Here in this house... There will be an effort to communicate with
me on my level. I will be talked to and, even if I don't understand, I
can enjoy the warmth of the words. I will be given a name so that I
may know who I am among many. My name will be used in joy, and I will
love the sound of it!

Here in this house... I will never be a substitute for anything I am
not. I will never be used to improve peoples' images of themselves. I
will be loved because I am who I am, not someone's idea of who I
should be. I will never suffer for someone's anger, impatience, or
stupidity. I will be taught all the things I need to know to be loved
by all. If I do not learn my lessons well, they will look to my
teacher for blame.

Here in this house... I can trust arms that hold, hands that touch...
knowing that, no matter what they do, they do it for the good of me.

If I am ill, I will be doctored. If scared, I will be calmed. If sad, I 
will be
cheered. No matter what I look like, I will be considered beautiful
and known to be of value.

I will never be cast out because I am too old, too ill, too unruly, or not
cute enough. My life is a responsibility, and not an afterthought. I
will learn that humans can almost, sometimes, be as kind and as fair
as dogs.

Here in this house... I will belong.

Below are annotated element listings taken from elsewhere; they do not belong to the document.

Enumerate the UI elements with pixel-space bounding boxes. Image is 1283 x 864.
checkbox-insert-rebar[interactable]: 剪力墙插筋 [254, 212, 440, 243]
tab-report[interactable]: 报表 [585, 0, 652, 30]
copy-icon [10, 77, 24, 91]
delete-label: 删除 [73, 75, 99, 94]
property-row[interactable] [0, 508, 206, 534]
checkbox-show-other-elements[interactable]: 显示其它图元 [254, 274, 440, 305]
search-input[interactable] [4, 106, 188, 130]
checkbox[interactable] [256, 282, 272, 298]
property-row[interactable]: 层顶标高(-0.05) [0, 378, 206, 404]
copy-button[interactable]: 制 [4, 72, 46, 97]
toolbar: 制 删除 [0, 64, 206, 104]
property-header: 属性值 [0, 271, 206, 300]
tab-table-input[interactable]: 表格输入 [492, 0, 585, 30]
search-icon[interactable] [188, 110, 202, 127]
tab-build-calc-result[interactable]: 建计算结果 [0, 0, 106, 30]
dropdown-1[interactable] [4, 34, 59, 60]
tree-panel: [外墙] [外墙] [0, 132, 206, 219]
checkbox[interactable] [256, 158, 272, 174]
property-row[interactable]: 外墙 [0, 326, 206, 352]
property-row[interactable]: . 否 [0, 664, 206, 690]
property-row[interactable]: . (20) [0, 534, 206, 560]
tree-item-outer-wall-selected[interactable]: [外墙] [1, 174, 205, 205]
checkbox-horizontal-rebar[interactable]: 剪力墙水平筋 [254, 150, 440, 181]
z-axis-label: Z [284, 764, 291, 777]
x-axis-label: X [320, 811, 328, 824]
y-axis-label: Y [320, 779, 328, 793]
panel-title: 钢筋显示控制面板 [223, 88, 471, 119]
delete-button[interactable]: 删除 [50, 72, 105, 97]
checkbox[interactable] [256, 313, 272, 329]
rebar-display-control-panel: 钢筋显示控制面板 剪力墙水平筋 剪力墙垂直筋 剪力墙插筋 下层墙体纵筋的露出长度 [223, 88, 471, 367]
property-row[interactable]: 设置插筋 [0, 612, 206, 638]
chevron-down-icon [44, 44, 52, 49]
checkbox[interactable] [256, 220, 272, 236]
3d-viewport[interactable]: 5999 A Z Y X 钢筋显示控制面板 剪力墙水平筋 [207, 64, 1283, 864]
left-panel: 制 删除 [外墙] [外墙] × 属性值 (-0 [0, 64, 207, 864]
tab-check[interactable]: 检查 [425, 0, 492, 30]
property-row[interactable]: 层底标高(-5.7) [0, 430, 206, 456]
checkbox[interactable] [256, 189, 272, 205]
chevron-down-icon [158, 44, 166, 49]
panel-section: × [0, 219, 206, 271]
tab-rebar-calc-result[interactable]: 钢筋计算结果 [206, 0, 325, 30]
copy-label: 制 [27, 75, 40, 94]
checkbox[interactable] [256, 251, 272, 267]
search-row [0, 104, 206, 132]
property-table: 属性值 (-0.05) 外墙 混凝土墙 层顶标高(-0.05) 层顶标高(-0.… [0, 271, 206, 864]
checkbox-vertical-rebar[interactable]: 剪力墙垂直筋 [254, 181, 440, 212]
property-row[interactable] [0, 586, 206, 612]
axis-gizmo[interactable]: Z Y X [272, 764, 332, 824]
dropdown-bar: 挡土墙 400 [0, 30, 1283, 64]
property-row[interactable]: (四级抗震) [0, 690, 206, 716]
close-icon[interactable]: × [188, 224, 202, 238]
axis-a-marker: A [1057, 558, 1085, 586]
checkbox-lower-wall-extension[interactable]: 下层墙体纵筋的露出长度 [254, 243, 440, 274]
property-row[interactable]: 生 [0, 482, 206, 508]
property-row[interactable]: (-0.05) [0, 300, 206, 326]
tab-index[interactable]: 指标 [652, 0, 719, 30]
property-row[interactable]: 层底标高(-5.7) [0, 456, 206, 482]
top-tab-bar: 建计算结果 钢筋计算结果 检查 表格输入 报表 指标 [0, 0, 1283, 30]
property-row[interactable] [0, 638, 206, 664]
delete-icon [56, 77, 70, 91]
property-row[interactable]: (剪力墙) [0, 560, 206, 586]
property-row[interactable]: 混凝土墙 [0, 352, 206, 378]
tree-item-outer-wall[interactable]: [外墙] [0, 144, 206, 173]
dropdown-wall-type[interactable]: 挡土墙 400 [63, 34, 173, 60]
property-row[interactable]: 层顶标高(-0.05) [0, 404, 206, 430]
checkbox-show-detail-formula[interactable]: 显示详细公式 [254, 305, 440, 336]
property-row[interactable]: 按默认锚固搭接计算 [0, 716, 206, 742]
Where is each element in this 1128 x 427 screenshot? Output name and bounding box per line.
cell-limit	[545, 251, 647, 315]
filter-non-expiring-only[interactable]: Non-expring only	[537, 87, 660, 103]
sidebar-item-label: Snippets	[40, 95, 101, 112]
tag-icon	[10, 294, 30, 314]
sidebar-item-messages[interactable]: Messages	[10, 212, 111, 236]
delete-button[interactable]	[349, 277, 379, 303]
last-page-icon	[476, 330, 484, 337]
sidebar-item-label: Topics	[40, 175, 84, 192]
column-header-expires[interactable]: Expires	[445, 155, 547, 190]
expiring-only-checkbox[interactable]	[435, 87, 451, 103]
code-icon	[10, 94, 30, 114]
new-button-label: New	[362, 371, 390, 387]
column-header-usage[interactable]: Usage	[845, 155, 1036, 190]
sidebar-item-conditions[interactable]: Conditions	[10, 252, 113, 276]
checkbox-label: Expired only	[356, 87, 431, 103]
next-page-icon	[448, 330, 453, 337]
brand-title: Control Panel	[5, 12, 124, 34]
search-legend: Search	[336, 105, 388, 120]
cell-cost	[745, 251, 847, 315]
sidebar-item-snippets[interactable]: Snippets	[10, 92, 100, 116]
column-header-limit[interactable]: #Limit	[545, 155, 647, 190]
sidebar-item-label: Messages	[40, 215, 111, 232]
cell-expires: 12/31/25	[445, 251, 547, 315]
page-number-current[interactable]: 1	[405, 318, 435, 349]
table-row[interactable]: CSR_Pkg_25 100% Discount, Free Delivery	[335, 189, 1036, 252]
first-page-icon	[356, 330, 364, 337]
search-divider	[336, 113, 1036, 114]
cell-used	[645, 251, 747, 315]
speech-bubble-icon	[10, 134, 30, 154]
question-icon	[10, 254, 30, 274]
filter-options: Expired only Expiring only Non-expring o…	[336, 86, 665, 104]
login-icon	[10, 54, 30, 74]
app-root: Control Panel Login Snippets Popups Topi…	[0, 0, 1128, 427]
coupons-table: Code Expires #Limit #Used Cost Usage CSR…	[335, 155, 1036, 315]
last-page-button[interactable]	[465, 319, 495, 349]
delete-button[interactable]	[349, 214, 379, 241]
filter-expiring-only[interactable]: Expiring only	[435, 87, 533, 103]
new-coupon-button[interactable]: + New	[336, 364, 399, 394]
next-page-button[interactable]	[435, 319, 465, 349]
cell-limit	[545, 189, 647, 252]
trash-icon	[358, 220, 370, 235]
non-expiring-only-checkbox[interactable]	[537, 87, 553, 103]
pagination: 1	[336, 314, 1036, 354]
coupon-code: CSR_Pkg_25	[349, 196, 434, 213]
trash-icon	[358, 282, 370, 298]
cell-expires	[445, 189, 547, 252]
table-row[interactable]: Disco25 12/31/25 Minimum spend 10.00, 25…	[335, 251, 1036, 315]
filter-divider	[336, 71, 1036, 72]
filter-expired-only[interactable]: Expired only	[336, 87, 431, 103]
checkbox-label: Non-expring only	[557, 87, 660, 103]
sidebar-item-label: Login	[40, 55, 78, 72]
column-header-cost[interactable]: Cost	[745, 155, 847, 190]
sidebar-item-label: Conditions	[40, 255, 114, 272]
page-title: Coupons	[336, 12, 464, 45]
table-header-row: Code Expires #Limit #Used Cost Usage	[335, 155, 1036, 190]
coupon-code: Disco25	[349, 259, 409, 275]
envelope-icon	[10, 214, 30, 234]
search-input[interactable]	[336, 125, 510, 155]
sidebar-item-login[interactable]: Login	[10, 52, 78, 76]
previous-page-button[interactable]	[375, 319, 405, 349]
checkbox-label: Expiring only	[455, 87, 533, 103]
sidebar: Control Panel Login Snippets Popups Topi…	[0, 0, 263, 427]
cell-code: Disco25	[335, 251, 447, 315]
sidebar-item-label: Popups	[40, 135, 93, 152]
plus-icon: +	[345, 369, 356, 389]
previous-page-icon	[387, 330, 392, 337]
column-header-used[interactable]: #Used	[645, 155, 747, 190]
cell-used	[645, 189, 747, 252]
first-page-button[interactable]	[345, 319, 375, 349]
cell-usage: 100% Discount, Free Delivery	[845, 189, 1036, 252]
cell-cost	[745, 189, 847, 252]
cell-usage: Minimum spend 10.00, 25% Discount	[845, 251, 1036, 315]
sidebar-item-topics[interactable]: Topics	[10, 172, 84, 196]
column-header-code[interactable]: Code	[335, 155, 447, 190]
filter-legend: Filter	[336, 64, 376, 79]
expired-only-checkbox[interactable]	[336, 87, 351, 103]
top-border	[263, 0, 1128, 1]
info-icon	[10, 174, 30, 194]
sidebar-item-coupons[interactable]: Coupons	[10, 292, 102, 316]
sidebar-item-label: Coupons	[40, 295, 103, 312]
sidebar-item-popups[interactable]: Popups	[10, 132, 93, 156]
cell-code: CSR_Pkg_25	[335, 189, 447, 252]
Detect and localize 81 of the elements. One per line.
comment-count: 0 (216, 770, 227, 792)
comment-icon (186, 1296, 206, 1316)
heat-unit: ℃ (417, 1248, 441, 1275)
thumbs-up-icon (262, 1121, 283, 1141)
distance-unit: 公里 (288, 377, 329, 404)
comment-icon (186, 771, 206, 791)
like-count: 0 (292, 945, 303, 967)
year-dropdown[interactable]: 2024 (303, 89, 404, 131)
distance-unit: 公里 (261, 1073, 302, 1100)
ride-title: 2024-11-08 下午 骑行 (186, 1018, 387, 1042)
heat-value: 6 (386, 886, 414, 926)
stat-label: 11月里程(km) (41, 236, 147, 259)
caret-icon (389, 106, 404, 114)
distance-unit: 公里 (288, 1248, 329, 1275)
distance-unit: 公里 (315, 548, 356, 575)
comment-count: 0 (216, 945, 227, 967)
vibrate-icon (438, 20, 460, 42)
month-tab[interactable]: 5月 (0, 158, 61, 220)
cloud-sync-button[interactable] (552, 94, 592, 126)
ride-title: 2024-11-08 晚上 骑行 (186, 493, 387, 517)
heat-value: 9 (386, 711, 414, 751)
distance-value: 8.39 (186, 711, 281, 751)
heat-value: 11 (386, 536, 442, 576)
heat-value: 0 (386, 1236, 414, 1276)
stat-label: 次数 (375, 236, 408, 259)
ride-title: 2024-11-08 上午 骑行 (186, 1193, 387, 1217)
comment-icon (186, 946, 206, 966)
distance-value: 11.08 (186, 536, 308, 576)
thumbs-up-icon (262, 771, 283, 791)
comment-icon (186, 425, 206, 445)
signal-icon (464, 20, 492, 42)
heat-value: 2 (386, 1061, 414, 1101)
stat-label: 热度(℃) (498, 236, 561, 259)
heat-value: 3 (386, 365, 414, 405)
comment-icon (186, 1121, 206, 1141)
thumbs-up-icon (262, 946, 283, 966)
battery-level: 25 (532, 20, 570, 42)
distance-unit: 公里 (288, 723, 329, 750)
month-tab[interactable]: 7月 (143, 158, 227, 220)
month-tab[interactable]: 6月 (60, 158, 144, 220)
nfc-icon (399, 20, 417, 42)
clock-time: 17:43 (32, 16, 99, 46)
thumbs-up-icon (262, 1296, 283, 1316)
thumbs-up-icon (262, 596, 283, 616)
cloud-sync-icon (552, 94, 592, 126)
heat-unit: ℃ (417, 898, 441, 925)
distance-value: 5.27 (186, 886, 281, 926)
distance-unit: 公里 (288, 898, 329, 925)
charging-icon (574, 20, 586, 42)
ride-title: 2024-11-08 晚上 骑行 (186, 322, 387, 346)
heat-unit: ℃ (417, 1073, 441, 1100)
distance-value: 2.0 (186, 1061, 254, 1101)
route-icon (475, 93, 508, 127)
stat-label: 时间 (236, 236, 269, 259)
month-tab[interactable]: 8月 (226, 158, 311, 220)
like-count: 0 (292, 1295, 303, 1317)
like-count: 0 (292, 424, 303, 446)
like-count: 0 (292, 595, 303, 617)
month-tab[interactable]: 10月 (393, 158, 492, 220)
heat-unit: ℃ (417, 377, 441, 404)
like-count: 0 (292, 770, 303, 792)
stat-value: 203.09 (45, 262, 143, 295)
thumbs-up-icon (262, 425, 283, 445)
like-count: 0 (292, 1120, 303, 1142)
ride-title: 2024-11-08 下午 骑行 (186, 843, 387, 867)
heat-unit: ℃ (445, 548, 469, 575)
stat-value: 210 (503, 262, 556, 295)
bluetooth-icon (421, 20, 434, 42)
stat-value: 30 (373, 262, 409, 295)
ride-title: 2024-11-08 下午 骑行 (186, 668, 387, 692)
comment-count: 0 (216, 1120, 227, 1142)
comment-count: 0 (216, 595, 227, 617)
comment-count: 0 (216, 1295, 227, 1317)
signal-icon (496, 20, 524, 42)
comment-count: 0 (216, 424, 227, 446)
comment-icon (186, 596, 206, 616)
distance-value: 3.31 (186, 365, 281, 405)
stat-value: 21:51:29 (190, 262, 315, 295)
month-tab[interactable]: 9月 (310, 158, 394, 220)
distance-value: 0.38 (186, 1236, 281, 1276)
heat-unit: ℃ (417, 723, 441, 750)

I will be home.


----------



## Kuklasmom (May 13, 2005)

That was beautiful, Valerie--and you were right about the hankies!

Thanks for posting it.


----------



## Anja1Blue (Feb 27, 2008)

I've seen this before, but it never gets old - thank you for posting it.
__________________________________
Susan

Anja SchH3 GSD
Conor GSD
Blue BH WH T1 GSD - waiting at the Bridge


----------